Top

Apple and Nokia see deeper partnership after ending patent dispute

The deal means Nokia will get bigger royalties from Apple for using its mobile phone patents.

Apple has settled a patent dispute with Finnish telecom equipment maker Nokia and agreed to buy more of its network products and services, sending Nokia shares up 7 percent.

The deal means Nokia will get bigger royalties from Apple for using its mobile phone patents, helping offset the impact of waning demand for its mobile network hardware.

Such legal battles are common in the industry but can drag on for years and analysts had not been expecting such a quick resolution to the dispute that started in December.

Under the deal announced in a joint statement from the companies on Tuesday, Nokia will also supply network infrastructure products to Apple, and Apple will resume sales of Nokia's digital health products in retail and online stores and look at further collaboration in health.

Digital health is one of the areas Nokia is targeting as it tries to develop new businesses to offset the industry-wide slump in demand for network equipment. Last year, Nokia bought France's Withings S.A., a small firm with products such as activity trackers and baby monitors built on digital platforms.

"There could emerge big future value from this as Apple could become an important distribution channel," said Handelsbanken analyst Daniel Djurberg, who has an "accumulate" recommendation for Nokia shares.

"I have not given any value so far for Nokia's digital health business, but might apply an option value to it."

INDUSTRIAL DEAL

Nokia Chief Executive Rajeev Suri told the company's annual general meeting later on Tuesday that the deal would help expand network sales beyond telecom operators to global internet and technology giants.

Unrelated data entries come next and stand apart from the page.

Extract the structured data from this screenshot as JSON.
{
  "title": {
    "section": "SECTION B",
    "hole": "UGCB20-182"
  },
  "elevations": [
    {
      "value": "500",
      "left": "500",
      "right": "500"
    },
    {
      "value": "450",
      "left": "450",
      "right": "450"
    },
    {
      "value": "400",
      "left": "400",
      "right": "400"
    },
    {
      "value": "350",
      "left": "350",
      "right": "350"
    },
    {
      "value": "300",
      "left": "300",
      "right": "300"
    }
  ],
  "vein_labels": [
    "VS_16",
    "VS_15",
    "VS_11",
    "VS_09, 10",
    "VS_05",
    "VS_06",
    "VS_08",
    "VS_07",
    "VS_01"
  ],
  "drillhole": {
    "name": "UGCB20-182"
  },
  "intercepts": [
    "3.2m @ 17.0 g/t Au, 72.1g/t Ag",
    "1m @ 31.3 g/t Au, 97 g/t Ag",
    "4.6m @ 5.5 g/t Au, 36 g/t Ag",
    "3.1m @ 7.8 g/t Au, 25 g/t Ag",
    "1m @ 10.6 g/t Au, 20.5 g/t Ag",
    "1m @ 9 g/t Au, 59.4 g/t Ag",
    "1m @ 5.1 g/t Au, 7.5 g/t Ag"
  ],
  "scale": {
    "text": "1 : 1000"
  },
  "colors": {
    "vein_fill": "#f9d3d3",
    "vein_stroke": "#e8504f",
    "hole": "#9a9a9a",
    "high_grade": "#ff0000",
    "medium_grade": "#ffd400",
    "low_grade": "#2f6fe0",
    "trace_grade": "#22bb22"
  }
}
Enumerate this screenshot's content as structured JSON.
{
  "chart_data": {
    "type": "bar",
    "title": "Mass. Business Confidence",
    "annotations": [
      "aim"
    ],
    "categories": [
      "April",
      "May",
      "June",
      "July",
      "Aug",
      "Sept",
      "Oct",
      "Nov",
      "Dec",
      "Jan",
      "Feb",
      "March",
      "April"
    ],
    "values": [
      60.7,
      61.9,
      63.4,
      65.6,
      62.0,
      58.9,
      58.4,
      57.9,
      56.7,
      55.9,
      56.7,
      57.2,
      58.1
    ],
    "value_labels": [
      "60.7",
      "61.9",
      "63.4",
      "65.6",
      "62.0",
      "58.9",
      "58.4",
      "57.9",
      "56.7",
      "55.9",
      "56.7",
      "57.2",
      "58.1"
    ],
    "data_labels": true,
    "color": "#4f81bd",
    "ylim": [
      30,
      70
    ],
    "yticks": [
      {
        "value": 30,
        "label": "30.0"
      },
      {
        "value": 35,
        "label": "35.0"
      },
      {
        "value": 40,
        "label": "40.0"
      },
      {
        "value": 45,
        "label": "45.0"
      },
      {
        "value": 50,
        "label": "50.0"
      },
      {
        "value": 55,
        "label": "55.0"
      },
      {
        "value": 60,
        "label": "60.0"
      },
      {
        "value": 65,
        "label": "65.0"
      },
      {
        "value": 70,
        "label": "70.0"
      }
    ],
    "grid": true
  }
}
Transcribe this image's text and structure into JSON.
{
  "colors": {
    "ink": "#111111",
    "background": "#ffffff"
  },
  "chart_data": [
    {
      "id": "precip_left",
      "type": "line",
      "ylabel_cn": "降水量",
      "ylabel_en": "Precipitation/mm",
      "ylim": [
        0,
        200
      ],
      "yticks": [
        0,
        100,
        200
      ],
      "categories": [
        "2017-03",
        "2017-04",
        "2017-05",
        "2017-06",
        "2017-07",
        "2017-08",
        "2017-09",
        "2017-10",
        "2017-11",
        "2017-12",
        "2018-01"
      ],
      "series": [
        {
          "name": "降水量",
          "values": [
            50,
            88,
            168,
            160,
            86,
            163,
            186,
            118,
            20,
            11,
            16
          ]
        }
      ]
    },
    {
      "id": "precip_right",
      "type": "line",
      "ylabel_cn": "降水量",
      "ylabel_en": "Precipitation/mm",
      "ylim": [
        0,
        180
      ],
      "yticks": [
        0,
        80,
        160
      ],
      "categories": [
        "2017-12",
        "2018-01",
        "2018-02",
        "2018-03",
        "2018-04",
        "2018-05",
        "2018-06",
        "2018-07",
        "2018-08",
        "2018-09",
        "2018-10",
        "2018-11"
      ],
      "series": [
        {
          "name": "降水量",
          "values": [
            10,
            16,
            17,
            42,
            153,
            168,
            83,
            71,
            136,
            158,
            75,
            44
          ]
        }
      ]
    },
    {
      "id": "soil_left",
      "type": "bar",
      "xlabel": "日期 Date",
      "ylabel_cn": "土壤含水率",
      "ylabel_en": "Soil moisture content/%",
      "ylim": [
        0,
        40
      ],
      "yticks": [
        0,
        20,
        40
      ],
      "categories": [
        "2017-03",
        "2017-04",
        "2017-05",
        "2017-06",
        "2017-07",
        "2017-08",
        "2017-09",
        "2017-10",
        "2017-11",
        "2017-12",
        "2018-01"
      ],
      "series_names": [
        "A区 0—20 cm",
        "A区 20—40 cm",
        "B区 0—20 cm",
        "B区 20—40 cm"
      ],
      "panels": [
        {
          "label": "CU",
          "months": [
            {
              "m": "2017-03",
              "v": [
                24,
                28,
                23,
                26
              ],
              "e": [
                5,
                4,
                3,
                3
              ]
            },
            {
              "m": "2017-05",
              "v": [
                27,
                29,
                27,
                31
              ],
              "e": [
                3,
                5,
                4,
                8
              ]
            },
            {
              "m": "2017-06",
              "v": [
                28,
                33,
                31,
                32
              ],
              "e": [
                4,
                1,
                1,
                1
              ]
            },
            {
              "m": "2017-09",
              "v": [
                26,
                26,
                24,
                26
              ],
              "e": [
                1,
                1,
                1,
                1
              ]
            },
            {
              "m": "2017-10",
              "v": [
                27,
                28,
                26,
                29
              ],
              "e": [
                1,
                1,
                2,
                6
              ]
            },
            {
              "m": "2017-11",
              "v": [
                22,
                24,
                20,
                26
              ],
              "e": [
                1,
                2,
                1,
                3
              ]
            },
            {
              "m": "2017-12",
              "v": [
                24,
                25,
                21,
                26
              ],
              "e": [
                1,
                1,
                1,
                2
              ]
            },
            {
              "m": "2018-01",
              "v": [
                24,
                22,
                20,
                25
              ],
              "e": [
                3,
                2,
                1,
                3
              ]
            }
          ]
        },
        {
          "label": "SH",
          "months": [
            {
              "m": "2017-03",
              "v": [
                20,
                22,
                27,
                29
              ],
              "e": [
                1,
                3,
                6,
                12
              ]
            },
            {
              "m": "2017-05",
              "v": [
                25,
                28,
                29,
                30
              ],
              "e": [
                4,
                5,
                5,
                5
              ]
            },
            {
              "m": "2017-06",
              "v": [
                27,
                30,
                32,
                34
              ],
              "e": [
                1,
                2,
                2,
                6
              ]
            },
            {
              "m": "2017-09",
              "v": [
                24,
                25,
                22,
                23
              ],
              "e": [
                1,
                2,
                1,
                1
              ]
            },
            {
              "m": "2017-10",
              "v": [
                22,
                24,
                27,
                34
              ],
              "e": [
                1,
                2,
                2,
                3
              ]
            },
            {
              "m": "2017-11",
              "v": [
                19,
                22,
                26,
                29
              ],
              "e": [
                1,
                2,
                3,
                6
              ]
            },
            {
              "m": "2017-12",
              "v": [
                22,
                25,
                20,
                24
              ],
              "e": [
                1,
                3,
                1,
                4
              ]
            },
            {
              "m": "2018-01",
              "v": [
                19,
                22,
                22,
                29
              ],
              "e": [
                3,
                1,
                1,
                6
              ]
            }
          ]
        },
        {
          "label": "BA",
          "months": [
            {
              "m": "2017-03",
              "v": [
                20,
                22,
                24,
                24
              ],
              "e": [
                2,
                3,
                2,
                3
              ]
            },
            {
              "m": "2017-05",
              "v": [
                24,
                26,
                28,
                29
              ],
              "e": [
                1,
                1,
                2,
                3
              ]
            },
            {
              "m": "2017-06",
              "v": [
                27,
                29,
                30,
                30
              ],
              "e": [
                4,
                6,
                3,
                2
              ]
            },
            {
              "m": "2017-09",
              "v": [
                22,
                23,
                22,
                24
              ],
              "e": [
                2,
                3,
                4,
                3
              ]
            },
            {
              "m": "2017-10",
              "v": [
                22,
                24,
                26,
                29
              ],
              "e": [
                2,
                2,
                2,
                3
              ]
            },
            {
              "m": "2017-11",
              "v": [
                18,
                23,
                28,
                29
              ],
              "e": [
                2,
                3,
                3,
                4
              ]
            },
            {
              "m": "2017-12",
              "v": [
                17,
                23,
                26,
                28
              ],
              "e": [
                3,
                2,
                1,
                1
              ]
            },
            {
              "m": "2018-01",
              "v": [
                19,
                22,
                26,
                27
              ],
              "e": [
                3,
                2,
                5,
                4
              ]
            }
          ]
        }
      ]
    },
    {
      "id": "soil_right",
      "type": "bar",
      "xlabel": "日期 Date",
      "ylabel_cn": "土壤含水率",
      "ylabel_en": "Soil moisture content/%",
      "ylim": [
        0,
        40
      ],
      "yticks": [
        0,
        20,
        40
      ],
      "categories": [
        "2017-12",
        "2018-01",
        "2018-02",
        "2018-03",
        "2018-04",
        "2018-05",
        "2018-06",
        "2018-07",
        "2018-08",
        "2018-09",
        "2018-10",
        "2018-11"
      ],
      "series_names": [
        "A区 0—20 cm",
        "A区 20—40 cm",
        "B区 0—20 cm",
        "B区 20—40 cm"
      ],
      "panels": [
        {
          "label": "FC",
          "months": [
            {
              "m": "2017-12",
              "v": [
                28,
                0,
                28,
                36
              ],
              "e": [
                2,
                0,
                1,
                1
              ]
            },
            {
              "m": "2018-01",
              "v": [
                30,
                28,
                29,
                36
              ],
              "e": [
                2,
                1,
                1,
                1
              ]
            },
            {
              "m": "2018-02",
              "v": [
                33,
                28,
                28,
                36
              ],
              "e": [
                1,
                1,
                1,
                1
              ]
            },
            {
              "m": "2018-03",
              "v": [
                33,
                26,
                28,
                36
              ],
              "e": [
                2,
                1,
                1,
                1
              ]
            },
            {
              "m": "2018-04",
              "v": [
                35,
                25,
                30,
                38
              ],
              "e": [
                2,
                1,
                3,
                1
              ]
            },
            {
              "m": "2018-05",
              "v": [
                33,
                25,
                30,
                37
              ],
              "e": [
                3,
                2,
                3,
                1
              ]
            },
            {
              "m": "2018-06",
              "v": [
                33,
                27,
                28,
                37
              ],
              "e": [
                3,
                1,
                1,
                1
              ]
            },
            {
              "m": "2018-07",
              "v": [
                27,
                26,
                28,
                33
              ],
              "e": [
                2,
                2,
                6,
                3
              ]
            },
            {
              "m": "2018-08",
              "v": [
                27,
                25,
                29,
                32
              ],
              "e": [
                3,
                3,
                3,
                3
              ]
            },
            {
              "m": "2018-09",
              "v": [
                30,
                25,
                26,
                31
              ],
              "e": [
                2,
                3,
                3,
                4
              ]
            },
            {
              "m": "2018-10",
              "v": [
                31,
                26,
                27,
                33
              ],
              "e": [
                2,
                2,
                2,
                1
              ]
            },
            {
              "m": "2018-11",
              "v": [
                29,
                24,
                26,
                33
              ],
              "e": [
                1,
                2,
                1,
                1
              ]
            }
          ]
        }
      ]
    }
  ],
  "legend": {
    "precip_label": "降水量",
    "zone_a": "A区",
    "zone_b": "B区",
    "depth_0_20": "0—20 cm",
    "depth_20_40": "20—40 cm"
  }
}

"(The deal) involves a business collaboration ... in particular in areas of IP and optical equipment, which is quite key to webscale players when they build their data centers," he said. "It's a good deal, a multi-year licensing deal, and I love it that it has an industrial deal and aspect to it."

Under the patent license agreement, Nokia will receive a "significant" upfront cash payment and additional revenues from Apple starting from the current quarter. The companies did not give further details but analysts said the revenue was likely to be far higher than a previous deal.

Inge Heydorn, fund manager at Sentat Asset Management, said it was a smart move to collaborate on digital health products.

"It's interesting for Nokia in a five- to 10-year perspective since I think it will be hard to be profitable within mobile infrastructure," said Heydorn, whose firm does not hold any shares in Nokia.

Nokia shares, which fell in December when the patent dispute was announced, jumped to their highest since February 2016 and were up 6.7 percent at 5.89 euros by 1509 GMT (11:09 a.m. ET).

A previous patent license contract between the companies expired last year, and both sides took legal action in December. Apple complained of being overcharged and Nokia responded by accusing Apple of violating technology patents.

In the absence of a new deal, Nokia cut its annual run-rate forecast in December for patent and brand licensing sales to 800 million euros ($900 million) from 950 million euros previously. In its latest quarterly report released in April, Nokia stopped giving an annual run-rate forecast altogether.

"(The agreement) moves our relationship with Apple from being adversaries in court to business partners," Nokia's Chief Legal Officer Maria Varsellona said in a statement.

QUICK RESOLUTION

Analysts were surprised by the relatively quick resolution of the dispute between Apple and Nokia.

"Nokia told analysts in April don't calculate on any license revenue from Apple, not even in 2018, so this is a positive surprise. It will also limit Nokia's legal expenses," said Djurberg who said he would probably raise his Nokia estimates.

"For Nokia, it's good news they got this out of the way, but we still have to wait for details about the financial impact," said OP Equities analyst Hannu Rauhala.

"The previous annual rate was 150 million euros, so I assume this to be more, around 500 million euros."

Rauhala said Apple might have been willing to settle with Nokia as the U.S. company's patent battle with chipmaker Qualcomm Inc has escalated.

Patent royalties represent only a sliver of Nokia's overall revenue, more than 90 percent of which comes from telecoms network equipment. But licensing payments are highly profitable and the network business is suffering an industry-wide slump.

Nokia's patents cover technology that reduces the need for hardware components in a phone, conserves battery life, increases radio reception, helps in recovering lost phones and enables voice recognition, among other features.

Once the world's dominant cellphone maker, Nokia sold its handset business to Microsoft in 2014 to focus on its network business and large portfolio of mobile device patents.

Nokia's total sales in 2016 were about 24 billion euros.